Register 12 is polled through multi-element 13 at the end of a channel interval. The sampling pulse is obtained from the slice of the strobe pulse in the shaper 14. A demodulator output will have a number in the parallel binary code proportional to the time interval between the beginning of the channel interval and the temporal position of the last pulse corresponding to the temporal pulse with the maximum amplitude. The return of the demodulator to the initial state (reset of the peak detector 2, cleaning of the counter 10 and register 12) can be effected by an impulse from the output of the former 14 through the element 15.
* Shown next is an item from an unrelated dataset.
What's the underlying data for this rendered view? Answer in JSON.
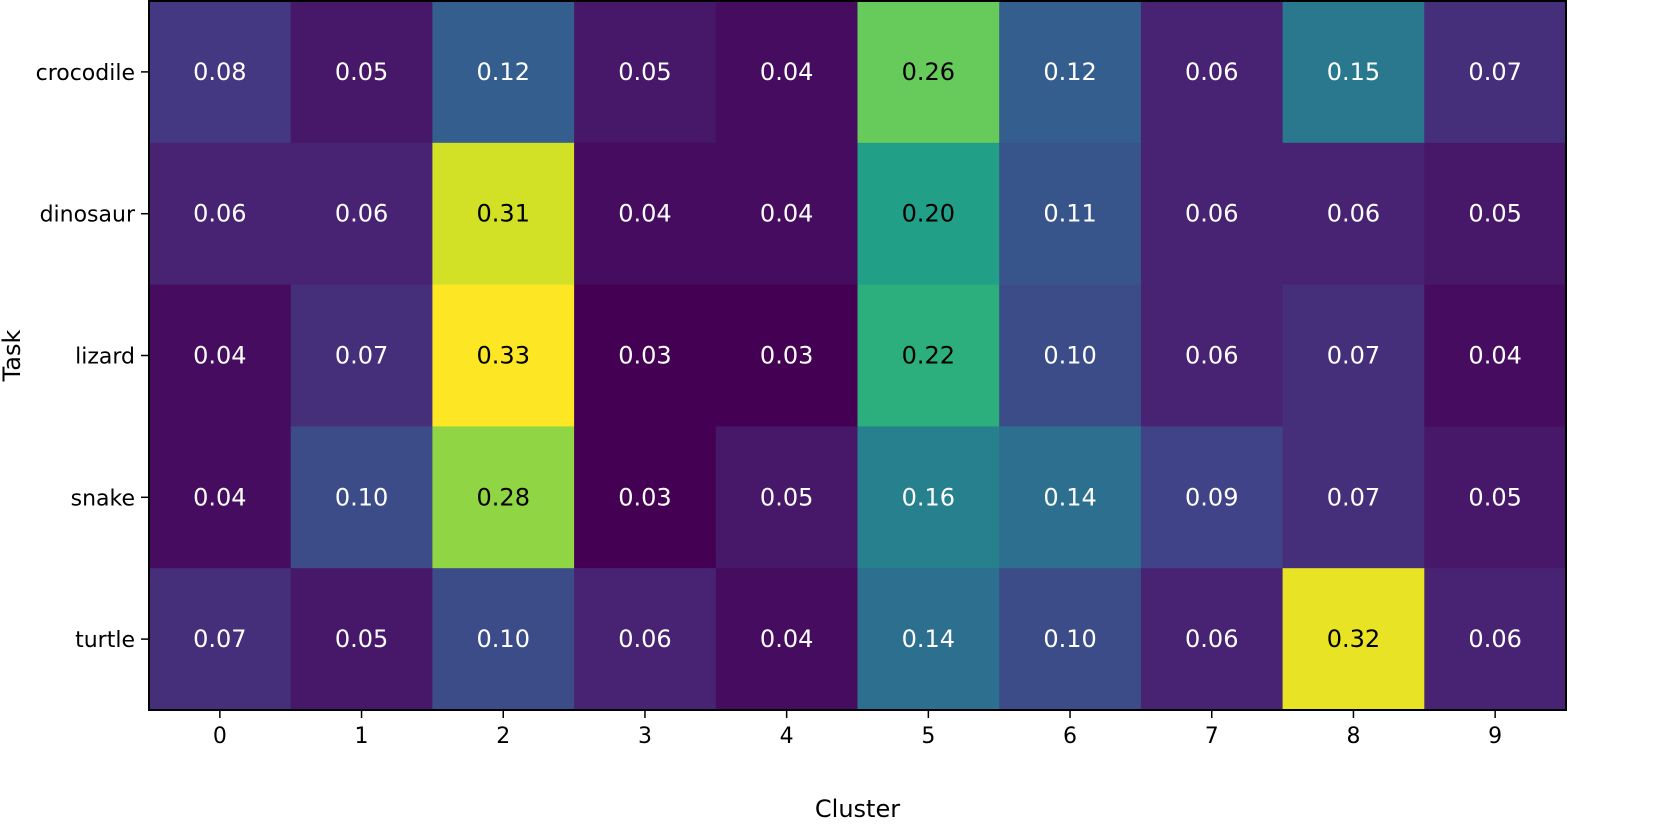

The demodulator, by the position of the maximum value of the maximum pulse in the observation interval, allows using sufficiently simple technical means to ensure the accuracy and accuracy of fixation of the measuring pulses, which is almost close to the highest theoretically achievable with signals with an unknown phase.

Subject invention

A demodulator of signals with phase-pulse modulation, containing two-input selection and output stages, differentiating, amplifying-limiting and forming stages, a peak detector with two inputs, which are connected in series between themselves, and a delay line, the output of which is connected to the second input of the output stage, the input of the delay line is connected to the output of the selection cascade, characterized in that, in order to ensure the presentation of the results of the demodulation in digital form, the binary demodulator is included in the demodulator tchik with counting input and register with zero input multidigit number transfer element, multi element matcher connected between themselves

sequentially, shaper and element,

a delay signal, the outputs of which are connected to one of the inputs of the multiple position matching element and to the zero input of the binary counter and register and to the second input of the peak detector, respectively, a counting pulse generator and a two-input matching element whose output is connected to the counting input of the binary counter, and its

the inputs are connected to the generator of counting pulses and the connection point of the input of the imaging unit to the second input of the selection cascade, while the output of the shaping cascade is connected to one of the inputs of the multi-digit number transfer element, and the output of the imaging unit to the input of the element that delays the signal.